Крокозябры - Татьяна Щербина
Шрифт:
Интервал:
Закладка:
Каждый большевик, каждый рабочий, каждый гражданин нашей страны отдает себе ясный отчет в том, что успешным и победоносным разгромом фашистских агентов — всех этих презренных троцкистов, бухаринцев и буржуазных националистов, мы, прежде всего, обязаны лично нашему вождю, нашему великому Сталину.
Зал разразился овациями. Потом перешли к писателям. Виола была далека от этого, но фамилии слышала, кое-что читала. Итог подводил Михаил Шолохов:
Мы избавились от шпионов, фашистских разведчиков, врагов всех мастей и расцветок, но вся эта мразь, все они по существу не были ни людьми, ни писателями в подлинном смысле этого слова. Это были, попросту, паразиты, присосавшиеся к живому, полнокровному организму советской литературы. Ясно, что, очистившись, наша писательская организация только выиграла от этого… Мы мысленно благодарим того, кто дал нам возможность приникнуть к живому роднику богатейшей многонациональной поэзии, — все мы благодарим Сталина.

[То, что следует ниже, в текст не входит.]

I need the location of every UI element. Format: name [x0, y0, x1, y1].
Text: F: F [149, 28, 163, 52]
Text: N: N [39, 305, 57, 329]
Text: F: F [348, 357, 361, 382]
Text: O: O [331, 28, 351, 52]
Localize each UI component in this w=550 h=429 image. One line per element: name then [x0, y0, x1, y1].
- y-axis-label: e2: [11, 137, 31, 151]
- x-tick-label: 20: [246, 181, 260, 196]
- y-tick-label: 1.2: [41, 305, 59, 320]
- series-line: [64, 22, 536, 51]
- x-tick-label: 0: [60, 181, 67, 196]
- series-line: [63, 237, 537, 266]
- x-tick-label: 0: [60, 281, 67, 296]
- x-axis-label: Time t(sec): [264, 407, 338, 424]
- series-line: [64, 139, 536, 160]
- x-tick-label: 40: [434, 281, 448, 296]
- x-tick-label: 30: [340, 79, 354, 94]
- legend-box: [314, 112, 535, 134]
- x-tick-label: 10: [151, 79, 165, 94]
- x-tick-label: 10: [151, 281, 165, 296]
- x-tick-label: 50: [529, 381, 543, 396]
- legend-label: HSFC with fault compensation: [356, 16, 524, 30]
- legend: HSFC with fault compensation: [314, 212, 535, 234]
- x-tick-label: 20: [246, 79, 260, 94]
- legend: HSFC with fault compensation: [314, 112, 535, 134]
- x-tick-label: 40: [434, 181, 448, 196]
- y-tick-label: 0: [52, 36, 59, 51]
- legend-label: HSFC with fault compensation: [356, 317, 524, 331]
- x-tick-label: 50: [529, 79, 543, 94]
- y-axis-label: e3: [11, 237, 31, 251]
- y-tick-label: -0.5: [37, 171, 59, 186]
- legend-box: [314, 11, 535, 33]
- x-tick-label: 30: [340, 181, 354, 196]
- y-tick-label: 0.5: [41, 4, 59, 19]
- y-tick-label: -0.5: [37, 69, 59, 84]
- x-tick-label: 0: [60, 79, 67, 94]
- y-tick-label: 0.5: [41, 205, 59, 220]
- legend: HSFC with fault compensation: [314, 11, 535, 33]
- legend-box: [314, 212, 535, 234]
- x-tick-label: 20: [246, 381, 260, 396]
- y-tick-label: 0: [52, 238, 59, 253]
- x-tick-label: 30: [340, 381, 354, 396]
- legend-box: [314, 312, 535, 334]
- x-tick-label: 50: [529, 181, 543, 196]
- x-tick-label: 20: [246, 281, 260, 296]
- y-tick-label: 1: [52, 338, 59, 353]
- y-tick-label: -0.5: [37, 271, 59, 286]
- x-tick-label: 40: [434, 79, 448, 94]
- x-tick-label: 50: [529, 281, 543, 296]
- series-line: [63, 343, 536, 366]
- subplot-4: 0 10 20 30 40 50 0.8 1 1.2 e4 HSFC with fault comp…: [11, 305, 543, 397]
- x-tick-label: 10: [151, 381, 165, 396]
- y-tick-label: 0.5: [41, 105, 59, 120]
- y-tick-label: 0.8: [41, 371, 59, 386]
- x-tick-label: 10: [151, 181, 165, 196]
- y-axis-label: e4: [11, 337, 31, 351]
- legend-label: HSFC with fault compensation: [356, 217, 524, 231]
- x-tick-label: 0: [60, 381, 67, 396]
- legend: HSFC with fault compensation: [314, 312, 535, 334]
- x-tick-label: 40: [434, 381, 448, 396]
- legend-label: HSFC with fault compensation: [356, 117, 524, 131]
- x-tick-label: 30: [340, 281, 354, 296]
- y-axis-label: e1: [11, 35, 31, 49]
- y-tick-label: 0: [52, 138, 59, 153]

На съезде было две тысячи делегатов, представлявших полтора миллиона членов партии. Не может быть, чтоб все они ошибались. Весь зал скандировал стоя: «Да здравствует великий Сталин!», «Товарищу Сталину — ура!». Диверсия против СССР, судя по всему, готовилась основательно. Возможно, Андрей прав, будет мировая война, иначе на кой черт столько шпионов.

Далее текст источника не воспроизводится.